The quantity that is computed in the loop from lines 136 to 138 isn't the complete total track length. It is only the distance up to the last glass vertex. The back image distance still needs to be added to it in order to have the quantity that is typically referred to as total track length. The effective focal length is calculated on Line 152 (@15:37).
@@stephenremillard1 Thank You for your expaining, The problem has been solved。 But have a new problem , when I using your all code for learning MATLAB and Optical fundamental konwledge , the speed for program is to slowly .I let this code run for 15 minutes, and the code still has not jumped out of 44 lines of code to find the loop of the chief ray.(@8:23)
@manarc-cs6uv It sounds like the loop termination condition is either being missed, or not reached. You might try changing the size of the variable incr. Increase it a factor of 10 or decrease it a factor of 10. Then try factors of 100 or more if that doesn't work. If it is taking too long to complete the loop, then incr is too small. If it never completes, then incr might be too large - which is why I had to give it a small value.

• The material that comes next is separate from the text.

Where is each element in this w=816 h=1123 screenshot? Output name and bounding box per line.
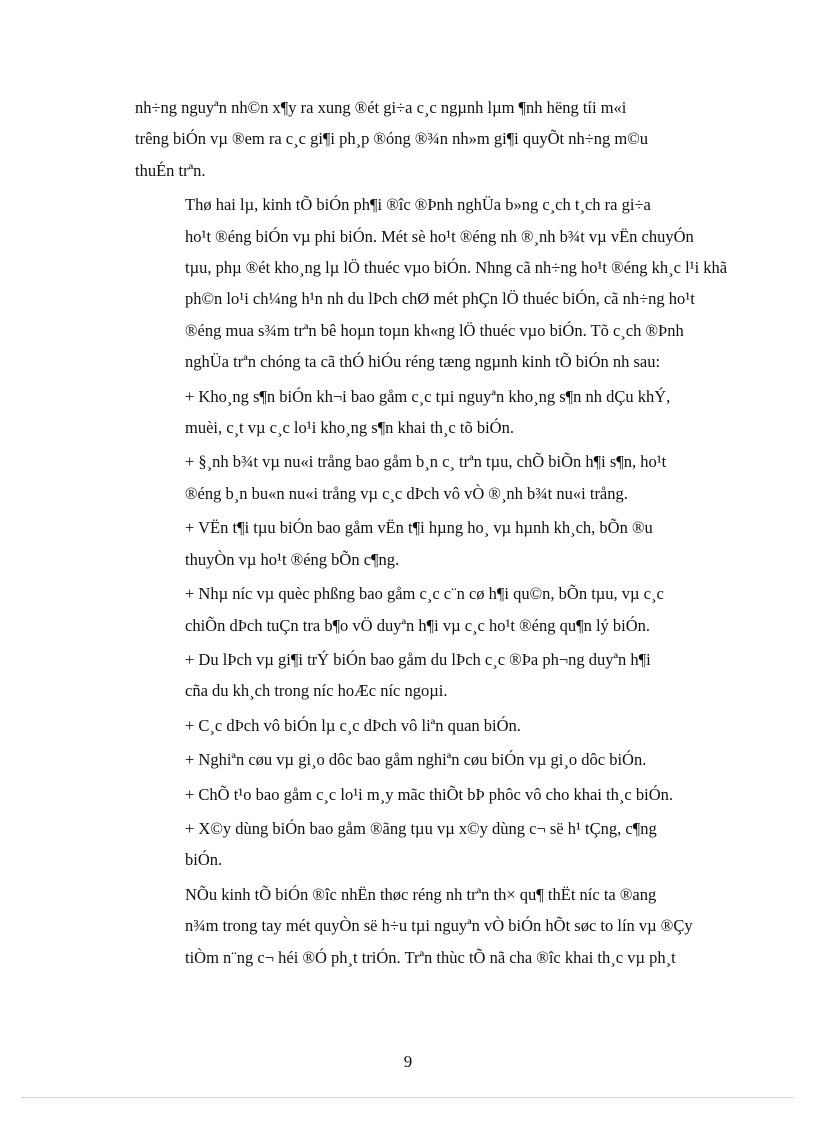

I'll also add that a better programmer than I can come up with a better way to execute that operation in the red box @8:23. A while loop isn't very efficient, and is perhaps evidence of my Fortran 77 upbringing.
@@stephenremillard1 I tried the variables of reduction and enlarging INCR again, but it still seemed to be unable to meet the condition in the WHILE loop Done == 1.
sir can you share the code for this?